Sono i cosiddetti “italiani senza cittadinanza”. Generazioni che l’Italia guarda, ma non riconosce. Che esistono, ma non appartengono. Che vivono qui, ma sono trattati come ospiti.
Riconoscere la cittadinanza a chi nasce in un Paese non è un atto di generosità. È un dovere civile. Significa affermare che la partecipazione alla vita collettiva non dipende da un atto notarile o da un confine, ma dalla realtà vissuta. Dalla quotidianità condivisa, dalla scuola, dal lavoro, dalle relazioni.
Negare la cittadinanza, invece, è un gesto di esclusione. Vuol dire dire a una parte della società: “Tu non sei dei nostri”. È creare cittadini di serie B. È legittimare l’idea che l’identità sia eredità, e non progetto.
Alla fine, la vera domanda è questa: chi decide chi siamo? Un documento, un confine, una legge? O, piuttosto, la vita che conduciamo, la comunità a cui partecipiamo, il luogo che scegliamo come casa?

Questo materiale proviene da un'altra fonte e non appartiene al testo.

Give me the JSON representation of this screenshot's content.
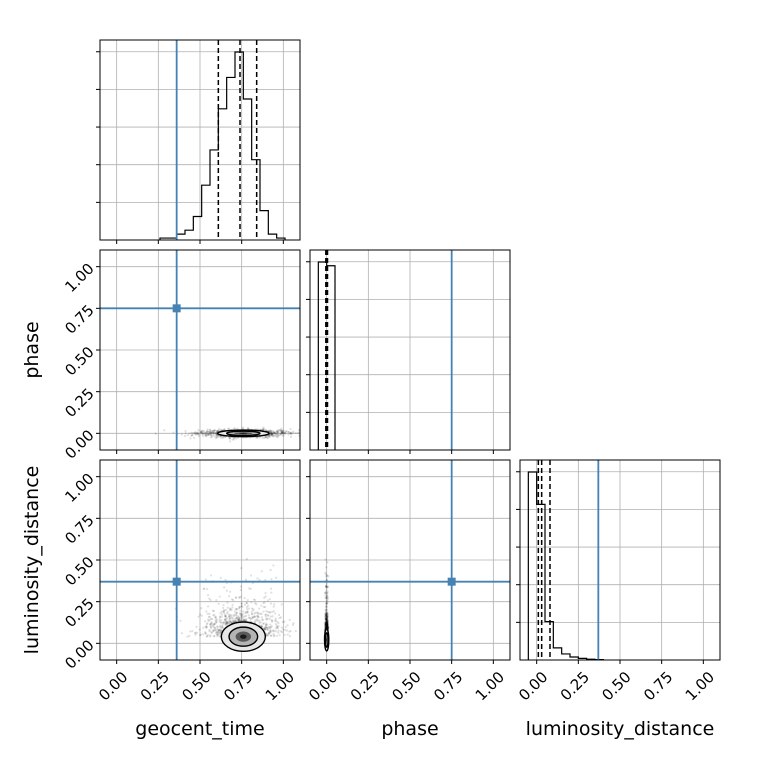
{
  "chart_data": {
    "type": "corner",
    "parameters": [
      "geocent_time",
      "phase",
      "luminosity_distance"
    ],
    "tick_values": [
      0.0,
      0.25,
      0.5,
      0.75,
      1.0
    ],
    "tick_labels": [
      "0.00",
      "0.25",
      "0.50",
      "0.75",
      "1.00"
    ],
    "axis_range": [
      -0.1,
      1.1
    ],
    "grid": true,
    "truth_color": "#4682b4",
    "truths": {
      "geocent_time": 0.36,
      "phase": 0.75,
      "luminosity_distance": 0.37
    },
    "histograms": [
      {
        "parameter": "geocent_time",
        "bin_edges": [
          0.26,
          0.31,
          0.36,
          0.41,
          0.46,
          0.51,
          0.56,
          0.61,
          0.66,
          0.71,
          0.76,
          0.81,
          0.86,
          0.91,
          0.96,
          1.01
        ],
        "counts": [
          1,
          1,
          3,
          5,
          12,
          28,
          46,
          67,
          83,
          96,
          72,
          41,
          15,
          3,
          1
        ],
        "quantiles": [
          0.61,
          0.74,
          0.84
        ]
      },
      {
        "parameter": "phase",
        "bin_edges": [
          -0.05,
          0.0,
          0.05
        ],
        "counts": [
          50,
          49
        ],
        "quantiles": [
          -0.005,
          0.0,
          0.005
        ]
      },
      {
        "parameter": "luminosity_distance",
        "bin_edges": [
          -0.05,
          0.0,
          0.05,
          0.1,
          0.15,
          0.2,
          0.25,
          0.3,
          0.35,
          0.4
        ],
        "counts": [
          93,
          77,
          19,
          6,
          3,
          1.5,
          0.8,
          0.4,
          0.2
        ],
        "quantiles": [
          0.01,
          0.03,
          0.08
        ]
      }
    ],
    "scatter_panels": [
      {
        "x": "geocent_time",
        "y": "phase",
        "center": [
          0.76,
          0.0
        ],
        "spread": [
          0.14,
          0.012
        ]
      },
      {
        "x": "geocent_time",
        "y": "luminosity_distance",
        "center": [
          0.76,
          0.04
        ],
        "spread": [
          0.12,
          0.08
        ]
      },
      {
        "x": "phase",
        "y": "luminosity_distance",
        "center": [
          0.0,
          0.02
        ],
        "spread": [
          0.004,
          0.06
        ]
      }
    ]
  }
}
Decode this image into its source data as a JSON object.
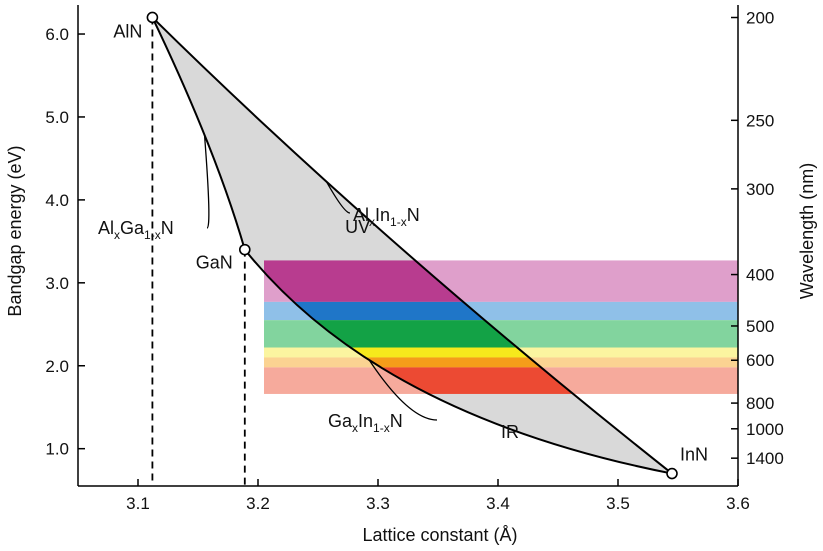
{
  "chart_data": {
    "type": "line",
    "xlabel": "Lattice constant (Å)",
    "ylabel": "Bandgap energy (eV)",
    "y2label": "Wavelength (nm)",
    "xlim": [
      3.05,
      3.6
    ],
    "ylim": [
      0.55,
      6.35
    ],
    "x_ticks": [
      3.1,
      3.2,
      3.3,
      3.4,
      3.5,
      3.6
    ],
    "x_tick_labels": [
      "3.1",
      "3.2",
      "3.3",
      "3.4",
      "3.5",
      "3.6"
    ],
    "y_ticks": [
      1.0,
      2.0,
      3.0,
      4.0,
      5.0,
      6.0
    ],
    "y_tick_labels": [
      "1.0",
      "2.0",
      "3.0",
      "4.0",
      "5.0",
      "6.0"
    ],
    "y2_ticks_nm": [
      200,
      250,
      300,
      400,
      500,
      600,
      800,
      1000,
      1400
    ],
    "y2_tick_labels": [
      "200",
      "250",
      "300",
      "400",
      "500",
      "600",
      "800",
      "1000",
      "1400"
    ],
    "points": [
      {
        "name": "AlN",
        "x": 3.112,
        "y": 6.2
      },
      {
        "name": "GaN",
        "x": 3.189,
        "y": 3.4
      },
      {
        "name": "InN",
        "x": 3.545,
        "y": 0.7
      }
    ],
    "series": [
      {
        "name_parts": [
          "Al",
          "x",
          "Ga",
          "1-x",
          "N"
        ],
        "from": "AlN",
        "to": "GaN",
        "bow_ctrl": {
          "x": 3.165,
          "y": 4.6
        }
      },
      {
        "name_parts": [
          "Al",
          "x",
          "In",
          "1-x",
          "N"
        ],
        "from": "AlN",
        "to": "InN",
        "bow_ctrl": {
          "x": 3.305,
          "y": 3.45
        }
      },
      {
        "name_parts": [
          "Ga",
          "x",
          "In",
          "1-x",
          "N"
        ],
        "from": "GaN",
        "to": "InN",
        "bow_ctrl": {
          "x": 3.3,
          "y": 1.4
        }
      }
    ],
    "region_labels": [
      {
        "text": "UV",
        "x": 3.283,
        "y": 3.6
      },
      {
        "text": "IR",
        "x": 3.41,
        "y": 1.13
      }
    ],
    "bands": [
      {
        "y_top": 3.27,
        "y_bottom": 2.77,
        "color": "#b83c8f",
        "light_color": "#df9fcb"
      },
      {
        "y_top": 2.77,
        "y_bottom": 2.55,
        "color": "#1f76c8",
        "light_color": "#8fc0e8"
      },
      {
        "y_top": 2.55,
        "y_bottom": 2.22,
        "color": "#13a246",
        "light_color": "#82d49e"
      },
      {
        "y_top": 2.22,
        "y_bottom": 2.1,
        "color": "#f6e91c",
        "light_color": "#fbf5a0"
      },
      {
        "y_top": 2.1,
        "y_bottom": 1.98,
        "color": "#f59d1a",
        "light_color": "#fbd392"
      },
      {
        "y_top": 1.98,
        "y_bottom": 1.66,
        "color": "#ec4a33",
        "light_color": "#f6aa9c"
      }
    ],
    "fill_color": "#d9d9d9"
  }
}
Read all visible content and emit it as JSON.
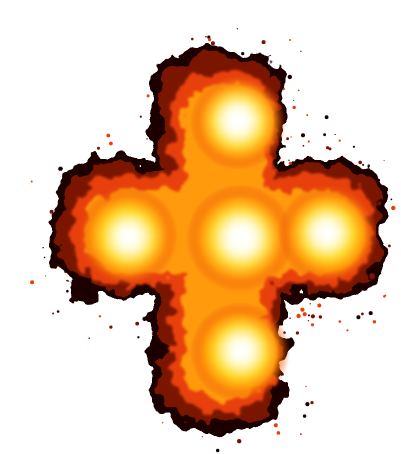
{
  "scene": {
    "subject": "explosion-sprite",
    "shape": "cross",
    "background_color": "#ffffff",
    "colors": {
      "core": "#ffffff",
      "hot": "#fff27a",
      "bright": "#ffd21a",
      "mid": "#ff9a0a",
      "outer": "#e8400a",
      "dark": "#7a1203",
      "smoke": "#1a0200"
    }
  }
}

L’udienza del 15 maggio sarà un momento cruciale per gli Stati Uniti. Ma il suo eco attraversa l’Atlantico. Perché in gioco c’è qualcosa che riguarda ogni democrazia: la capacità di includere, di riconoscere l’altro parte della società.
Mentre tutto si muove, cambia, migra, l’identità non può restare ferma. Deve camminare insieme alle persone. E la cittadinanza, oggi più che mai, non può essere un privilegio per pochi. Deve essere un diritto.